The Structural Disconnect
While these measures aim for short-term relief, they expose deeper structural issues within India's logistics framework. India's logistics costs remain high, reportedly between 13-14% of GDP, compared to the global average of 8-9% [20, 38]. The nation faces significant infrastructure deficits, port congestion [11, 16, 19, 36], and a substantial gap in domestic container manufacturing capacity, producing only 10,000-30,000 containers annually against an estimated demand of 350,000 [22]. These systemic challenges were evident even before the current crisis, with agricultural exports already battling logistical bottlenecks, cold chain deficiencies, and post-harvest losses [3, 8, 10, 12]. The current reliance on foreign vessels for coastal trade, though a crisis response, risks undermining the long-term development of a robust domestic shipping fleet. Globally, many nations maintain or have strengthened cabotage laws for national security and industry protection, such as the US Jones Act, even as some, like China and Brazil, have selectively liberalized theirs [6, 18, 40, 46, 48]. India's recent liberalizations, while intended to improve efficiency, highlight a balancing act between domestic protection and global competitiveness that is now being tested by external shocks.
The Forensic Bear Case
The proposed easing of cabotage rules carries inherent risks for India's domestic maritime sector. Increased competition from foreign-flagged vessels, which may operate with lower costs, could squeeze margins for Indian shipowners already grappling with rising fuel and insurance premiums [17, 21, 22]. The relaxation of the 180-day container re-export rule, while addressing immediate availability, might mask underlying issues in port efficiency and cargo turnaround times, potentially exacerbating congestion if not managed alongside infrastructure upgrades. The agricultural sector, in particular, remains vulnerable; existing challenges in cold chain logistics and meeting stringent international quality norms [3, 8, 10] could be amplified by shipping delays and increased freight costs.
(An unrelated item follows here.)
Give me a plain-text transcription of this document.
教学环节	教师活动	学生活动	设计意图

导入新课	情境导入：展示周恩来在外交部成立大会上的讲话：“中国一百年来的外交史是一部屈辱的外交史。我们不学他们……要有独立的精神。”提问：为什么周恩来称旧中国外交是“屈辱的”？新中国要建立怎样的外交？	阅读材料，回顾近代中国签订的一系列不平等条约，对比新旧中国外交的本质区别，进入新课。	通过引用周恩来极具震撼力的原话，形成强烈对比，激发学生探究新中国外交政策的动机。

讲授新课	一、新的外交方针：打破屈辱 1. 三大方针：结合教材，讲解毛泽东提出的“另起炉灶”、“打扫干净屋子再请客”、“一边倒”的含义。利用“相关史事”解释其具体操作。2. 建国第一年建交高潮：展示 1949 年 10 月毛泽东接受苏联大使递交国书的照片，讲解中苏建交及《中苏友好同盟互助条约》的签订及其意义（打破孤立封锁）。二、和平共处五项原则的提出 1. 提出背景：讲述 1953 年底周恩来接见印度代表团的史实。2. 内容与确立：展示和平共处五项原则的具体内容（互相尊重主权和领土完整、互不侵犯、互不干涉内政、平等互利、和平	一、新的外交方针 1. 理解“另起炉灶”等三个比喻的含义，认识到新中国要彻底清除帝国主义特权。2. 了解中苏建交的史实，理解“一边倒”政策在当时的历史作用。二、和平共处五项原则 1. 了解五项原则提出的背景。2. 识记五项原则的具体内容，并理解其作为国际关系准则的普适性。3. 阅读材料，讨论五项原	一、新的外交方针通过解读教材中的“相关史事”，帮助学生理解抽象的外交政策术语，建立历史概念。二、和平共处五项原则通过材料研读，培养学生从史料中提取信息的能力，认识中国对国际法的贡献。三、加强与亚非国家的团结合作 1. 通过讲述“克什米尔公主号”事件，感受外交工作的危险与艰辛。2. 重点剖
Furthermore, the heavy reliance on imported containers means India is susceptible to global equipment imbalances, as seen during the post-Covid era [28, 30]. The government's directive to ports to consider waiving or reducing charges like storage rent indicates the pressure building at terminals, suggesting potential for congestion [11, 37].
Future Outlook
The immediate policy adjustments are pragmatic responses to an acute geopolitical crisis. However, their long-term efficacy will depend on addressing India's fundamental logistics infrastructure and regulatory agility. Analysts caution that geopolitical risks will continue to influence the shipping industry, necessitating sustained attention to resilience [17]. India's broader trade policy, including its goal to reach $2 trillion in exports by 2030, hinges on transforming its logistics sector through investments in infrastructure like ports, highways, and dedicated freight corridors [20, 21, 43, 44]. Balancing immediate crisis management with these long-term objectives—fostering a self-reliant domestic maritime industry while ensuring cost-competitiveness in a volatile global market—remains a critical challenge. The success of India's trade ambitions will ultimately be dictated by its capacity for structural reform, not just reactive policy shifts.